Tuesday, 14 June 2016

Matthew Liang's Independent Learning Log 5

Learning Log 5



Source: http://www.bbc.com/news/science-environment-36494501

What I did: I wanted to look for some articles about science and experimenting, so I back to BBC and found this article which shows a way to constrain carbon dioxide emissions by turning them to stone.

Words I did not know:

Basalts-a dark gray to black dense to fine-grained igneous rock that consists of basic plagioclase, augite, and usually magnetite.

What I learnt:

- Although this method is effective in trapping carbon dioxide, it has disadvantages. For example,capture of the CO2 at power stations and other industrial complexes is expensive. Secondly, substantial water is needed as only 5% of the mass sent underground is carbon dioxide.

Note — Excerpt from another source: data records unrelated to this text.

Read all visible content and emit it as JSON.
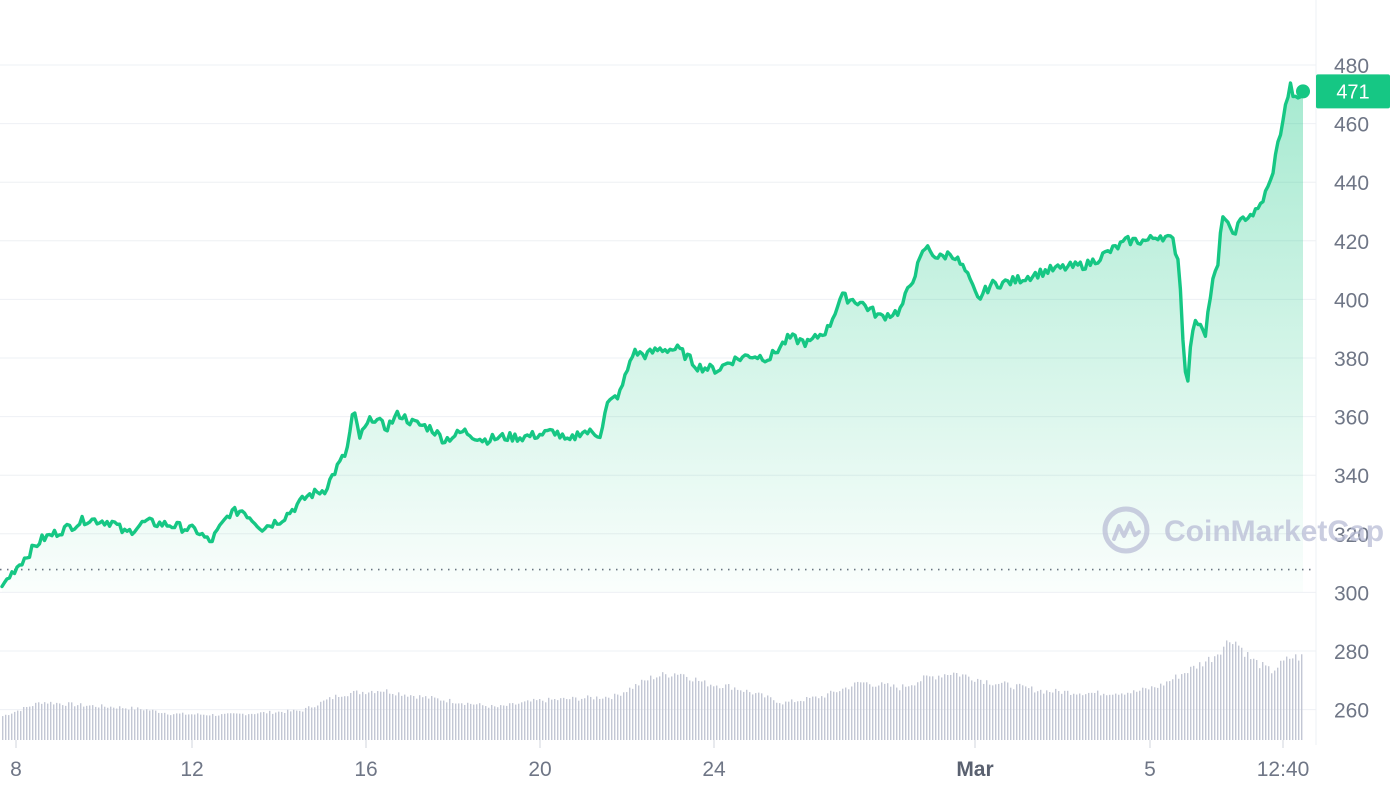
{
  "chart_data": {
    "type": "area",
    "y_axis": {
      "min": 250,
      "max": 480,
      "ticks": [
        "480",
        "460",
        "440",
        "420",
        "400",
        "380",
        "360",
        "340",
        "320",
        "300",
        "280",
        "260"
      ],
      "tick_values": [
        480,
        460,
        440,
        420,
        400,
        380,
        360,
        340,
        320,
        300,
        280,
        260
      ]
    },
    "x_axis": {
      "ticks": [
        {
          "label": "8",
          "bold": false
        },
        {
          "label": "12",
          "bold": false
        },
        {
          "label": "16",
          "bold": false
        },
        {
          "label": "20",
          "bold": false
        },
        {
          "label": "24",
          "bold": false
        },
        {
          "label": "Mar",
          "bold": true
        },
        {
          "label": "5",
          "bold": false
        },
        {
          "label": "12:40",
          "bold": false
        }
      ]
    },
    "baseline": 302,
    "current_price": "471",
    "line_color": "#16c784",
    "volume_color": "#c3c7d4",
    "grid": true,
    "watermark": "CoinMarketCap",
    "price_anchors": [
      [
        0.0,
        302
      ],
      [
        0.01,
        308
      ],
      [
        0.03,
        318
      ],
      [
        0.05,
        322
      ],
      [
        0.065,
        325
      ],
      [
        0.085,
        324
      ],
      [
        0.095,
        320
      ],
      [
        0.11,
        324
      ],
      [
        0.13,
        323
      ],
      [
        0.15,
        321
      ],
      [
        0.16,
        317
      ],
      [
        0.175,
        327
      ],
      [
        0.185,
        328
      ],
      [
        0.2,
        322
      ],
      [
        0.215,
        325
      ],
      [
        0.235,
        333
      ],
      [
        0.248,
        335
      ],
      [
        0.258,
        343
      ],
      [
        0.265,
        348
      ],
      [
        0.27,
        362
      ],
      [
        0.275,
        353
      ],
      [
        0.285,
        360
      ],
      [
        0.295,
        356
      ],
      [
        0.305,
        361
      ],
      [
        0.315,
        358
      ],
      [
        0.33,
        356
      ],
      [
        0.34,
        352
      ],
      [
        0.355,
        355
      ],
      [
        0.37,
        352
      ],
      [
        0.385,
        353
      ],
      [
        0.4,
        353
      ],
      [
        0.415,
        354
      ],
      [
        0.425,
        355
      ],
      [
        0.435,
        351
      ],
      [
        0.445,
        355
      ],
      [
        0.46,
        354
      ],
      [
        0.465,
        364
      ],
      [
        0.475,
        368
      ],
      [
        0.485,
        382
      ],
      [
        0.495,
        381
      ],
      [
        0.505,
        383
      ],
      [
        0.52,
        383
      ],
      [
        0.535,
        377
      ],
      [
        0.55,
        376
      ],
      [
        0.56,
        379
      ],
      [
        0.575,
        381
      ],
      [
        0.59,
        380
      ],
      [
        0.605,
        387
      ],
      [
        0.62,
        385
      ],
      [
        0.635,
        390
      ],
      [
        0.645,
        401
      ],
      [
        0.66,
        399
      ],
      [
        0.675,
        394
      ],
      [
        0.69,
        396
      ],
      [
        0.7,
        407
      ],
      [
        0.71,
        418
      ],
      [
        0.72,
        414
      ],
      [
        0.73,
        416
      ],
      [
        0.74,
        410
      ],
      [
        0.75,
        400
      ],
      [
        0.76,
        405
      ],
      [
        0.775,
        406
      ],
      [
        0.79,
        408
      ],
      [
        0.805,
        410
      ],
      [
        0.82,
        411
      ],
      [
        0.835,
        412
      ],
      [
        0.85,
        416
      ],
      [
        0.865,
        420
      ],
      [
        0.88,
        420
      ],
      [
        0.89,
        422
      ],
      [
        0.9,
        420
      ],
      [
        0.905,
        412
      ],
      [
        0.908,
        383
      ],
      [
        0.911,
        371
      ],
      [
        0.915,
        390
      ],
      [
        0.92,
        393
      ],
      [
        0.925,
        389
      ],
      [
        0.93,
        405
      ],
      [
        0.935,
        412
      ],
      [
        0.938,
        430
      ],
      [
        0.945,
        422
      ],
      [
        0.955,
        428
      ],
      [
        0.965,
        430
      ],
      [
        0.975,
        440
      ],
      [
        0.983,
        458
      ],
      [
        0.99,
        473
      ],
      [
        0.995,
        467
      ],
      [
        1.0,
        471
      ]
    ],
    "volume_anchors": [
      [
        0.0,
        0.22
      ],
      [
        0.03,
        0.35
      ],
      [
        0.06,
        0.32
      ],
      [
        0.09,
        0.3
      ],
      [
        0.11,
        0.28
      ],
      [
        0.13,
        0.24
      ],
      [
        0.17,
        0.23
      ],
      [
        0.2,
        0.25
      ],
      [
        0.23,
        0.27
      ],
      [
        0.26,
        0.42
      ],
      [
        0.29,
        0.46
      ],
      [
        0.32,
        0.4
      ],
      [
        0.35,
        0.35
      ],
      [
        0.38,
        0.3
      ],
      [
        0.41,
        0.36
      ],
      [
        0.44,
        0.38
      ],
      [
        0.47,
        0.4
      ],
      [
        0.5,
        0.58
      ],
      [
        0.52,
        0.62
      ],
      [
        0.54,
        0.52
      ],
      [
        0.56,
        0.49
      ],
      [
        0.58,
        0.42
      ],
      [
        0.6,
        0.34
      ],
      [
        0.63,
        0.4
      ],
      [
        0.66,
        0.53
      ],
      [
        0.69,
        0.48
      ],
      [
        0.71,
        0.57
      ],
      [
        0.73,
        0.62
      ],
      [
        0.76,
        0.53
      ],
      [
        0.8,
        0.45
      ],
      [
        0.84,
        0.43
      ],
      [
        0.87,
        0.44
      ],
      [
        0.89,
        0.5
      ],
      [
        0.91,
        0.63
      ],
      [
        0.93,
        0.76
      ],
      [
        0.945,
        0.94
      ],
      [
        0.96,
        0.74
      ],
      [
        0.975,
        0.63
      ],
      [
        0.99,
        0.76
      ],
      [
        1.0,
        0.76
      ]
    ]
  }
}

There was an experiment in Iceland whereby carbon dioxide and water are pumped underground into a volcanic rock.They react with the minerals in the deep basalts convert the carbon dioxide to a stable, immobile chalky solid.The speed that this process occurs is fast as 95% of the 220 tonnes of injected CO2 was converted to limestone in less than two years. Previous experiments have seen pure CO2 injected into sandstone, or deep, salty aquifers, but the fear is always that the CO2 could find a way to leak back out into the atmosphere.